Au lieu de répartir l’argent entre les deux héritiers d’un de cujus, un notaire verse la totalité à l’un des héritiers. L’héritier lésé conclut dans un premier temps une convention d’indemnisation avec le notaire pour réparer son dommage. Dans un second temps, le notaire réclame de l’héritier enrichi le remboursement de la somme qui ne lui est pas due. Ce dernier refuse pourtant de le faire. Deux ans après avoir fait le versement litigieux, le notaire actionne en responsabilité l’héritier enrichi. Ce dernier invoque la prescription de l’action en enrichissement illégitime (art. 67 CO – 1 an). Le notaire reproche quant à lui à l’héritier enrichi d’avoir commis une infraction au sens de l’art. 141bis CP (utilisation sans droit de valeurs patrimoniales). Par conséquent, il estime que le délai de prescription de son action en enrichissement illégitime est celui de l’action pénale, à savoir de 7 ans (art. 60 al. 2 CO).

Il se pose notamment la question de savoir si l’infraction de l’art. 141bis CP a été consommée et, le cas échéant, si la prescription de l’action en enrichissement illégitime est celle de l’action pénale.

Droit

Le Tribunal fédéral rappelle en premier lieu que le droit pénal est soumis au principe de subsidiarité (ultima ratio), qui dispose que les litiges entre privés doivent être réglés en priorité par le droit civil. Le simple fait de refuser de rendre une somme d’argent reçue de manière indue ne constitue pas une infraction à l’art. 141bis CP. L’appauvri est au bénéfice d’une action en enrichissement illégitime. En raison de la subsidiarité du droit pénal, il n’est pas nécessaire de sanctionner pénalement le comportement de l’enrichi qui ne fait que rejeter – et donc de contester – la prétention du lésé.
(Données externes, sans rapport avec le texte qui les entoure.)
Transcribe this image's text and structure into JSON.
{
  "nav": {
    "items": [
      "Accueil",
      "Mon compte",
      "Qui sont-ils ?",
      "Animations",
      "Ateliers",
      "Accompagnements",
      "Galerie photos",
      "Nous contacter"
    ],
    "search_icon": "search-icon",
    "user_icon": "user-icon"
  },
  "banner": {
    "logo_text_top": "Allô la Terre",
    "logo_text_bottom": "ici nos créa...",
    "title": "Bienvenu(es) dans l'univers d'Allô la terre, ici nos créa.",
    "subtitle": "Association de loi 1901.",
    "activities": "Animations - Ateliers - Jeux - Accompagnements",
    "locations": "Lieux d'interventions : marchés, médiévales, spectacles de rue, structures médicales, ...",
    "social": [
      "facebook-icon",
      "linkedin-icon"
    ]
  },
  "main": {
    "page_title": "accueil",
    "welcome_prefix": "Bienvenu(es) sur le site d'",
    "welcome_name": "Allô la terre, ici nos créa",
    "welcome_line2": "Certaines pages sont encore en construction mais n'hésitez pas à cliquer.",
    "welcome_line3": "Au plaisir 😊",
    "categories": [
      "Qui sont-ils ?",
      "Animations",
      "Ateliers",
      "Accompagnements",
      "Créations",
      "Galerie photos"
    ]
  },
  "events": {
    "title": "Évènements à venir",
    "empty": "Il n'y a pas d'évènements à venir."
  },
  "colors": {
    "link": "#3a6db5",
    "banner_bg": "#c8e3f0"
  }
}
Admettre le contraire reviendrait à rendre tous ceux qui contestent à tort une action en enrichissement illégitime coupable d’infraction au sens de l’art. 141bis CP.

L’héritier enrichi n’a pas abusé de son droit en invoquant la prescription, le notaire étant censé être conscient du délai relatif de prescription de l’action en enrichissement illégitime.

Son action en enrichissement illégitime est dès lors prescrite, faute d’avoir été intentée dans le délai relatif d’un an à compter de la connaissance de l’enrichissement (art. 67 al. 1 CO).